The report begins its analysis with an examination of "colonels" in Brazilian society, archetypal large landowners or industrialists who also hold political office and therefore exercise great influence--when not directly controlling the facts--over the media and public opinion. Using their financial means, colonels are known to concentrate media ownership nationally and regionally, and harass and censor the press on more local levels. "[These are] distinguishing features of a system that has never really been questioned since the end of the military dictatorship (1964-1985) [...] The generals have gone but the 'colonels' remain," says the report, which can been read as a PDF in English here.

The concentration of media ownership (10 business groups control almost all media organizations in the country) was not the only thing that caught the attention of the RSF team. The government's large investment in advertising creates a dependency between media and the state resulting in a less polarized media landscape than that seen in Brazil's neighboring countries, like Venezuela, but also "financial servitude."

Judicial censorship and the Internet

As the Knight Center for Journalism in the Americas has already chronicled, judicial censorship has become one of the Brazilian media's greatest--and least questioned--problems. RSF agrees. One of the best-known cases highlighted in the report was a 2009 court order banning the newspaper Estado de São Paulo from reporting on the business dealings of former-President José Sarney's son, Fernando Sarney.

This so-called "robed censorship" has hit the Internet's weakest members, small websites and blogs, especially hard. Internet giants, however, are not immune from judicial pressure. During the 2012 municipal elections in Brazil, RSF pointed out that Google Brasil had to remove or modify nearly 300 items online related to the vote. Between January and June 2012, there were more than 2,300 requests for content removal from the search giant's Brazilian office. A report from the organization Article 19 published in 2012 warned about the dangers of online censorship, pointing out that the threat of lawsuits push many bloggers and journalists to self-censor their work.

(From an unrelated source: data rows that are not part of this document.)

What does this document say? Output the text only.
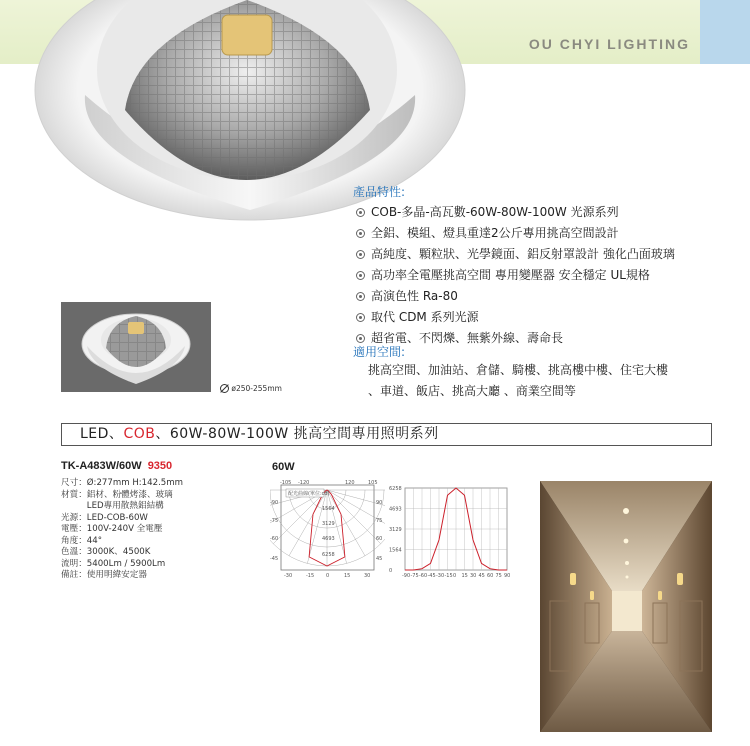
OU CHYI LIGHTING
ø250-255mm
產品特性:
COB-多晶-高瓦數-60W-80W-100W 光源系列
全鋁、模組、燈具重達2公斤專用挑高空間設計
高純度、顆粒狀、光學鏡面、鋁反射罩設計 強化凸面玻璃
高功率全電壓挑高空間 專用變壓器 安全穩定 UL規格
高演色性 Ra-80
取代 CDM 系列光源
超省電、不閃爍、無紫外線、壽命長
適用空間:
挑高空間、加油站、倉儲、騎樓、挑高樓中樓、住宅大樓
、車道、飯店、挑高大廳 、商業空間等
LED、COB、60W-80W-100W 挑高空間專用照明系列
TK-A483W/60W 9350
尺寸：Ø:277mm H:142.5mm
材質：鋁材、粉體烤漆、玻璃
　　　LED專用散熱鋁結構
光源：LED-COB-60W
電壓：100V-240V 全電壓
角度：44°
色溫：3000K、4500K
流明：5400Lm / 5900Lm
備註：使用明緯安定器
60W
配光曲線(單位:cd)
-105 -120	120	105
-90
-75
-60
-45
90
75
60
45
-30	-15 0	15	30
1564
3129
4693
6258
6258
4693
3129
1564
0
-90 -75 -60 -45 -30 -15 0 15 30 45 60 75 90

"It is hard to image that preventative censorship would be capable of containing the flow of news and information on the Internet. Nonetheless, Brazil's courts are above all targeting online information," says the report. RSF considers the passage of the Marco Civil bill essential for guaranteeing freedom of expression online. The bill defines the rights and duties of users and businesses that use the Internet. The press freedom group encourages the immediate passage of the bill, which has been delayed five times, to protect net neutrality, users' personal information and reduce media censorship.

Violence

Starting off the New Year with the first journalist killed in January 2013, Brazil receives little praise from the RSF report for its efforts to protect press workers. Nevertheless, besides the obvious critique of continued impunity for these crimes and the country's infamous honor as the fifth most dangerous in the world for journalists, the press freedom organization emphasizes that crimes against the press should be considered federal offenses. "However, while journalists need better protection, experience has shown that mechanisms focusing solely on safety do not necessarily also serve the duty to provide news and information," says the report.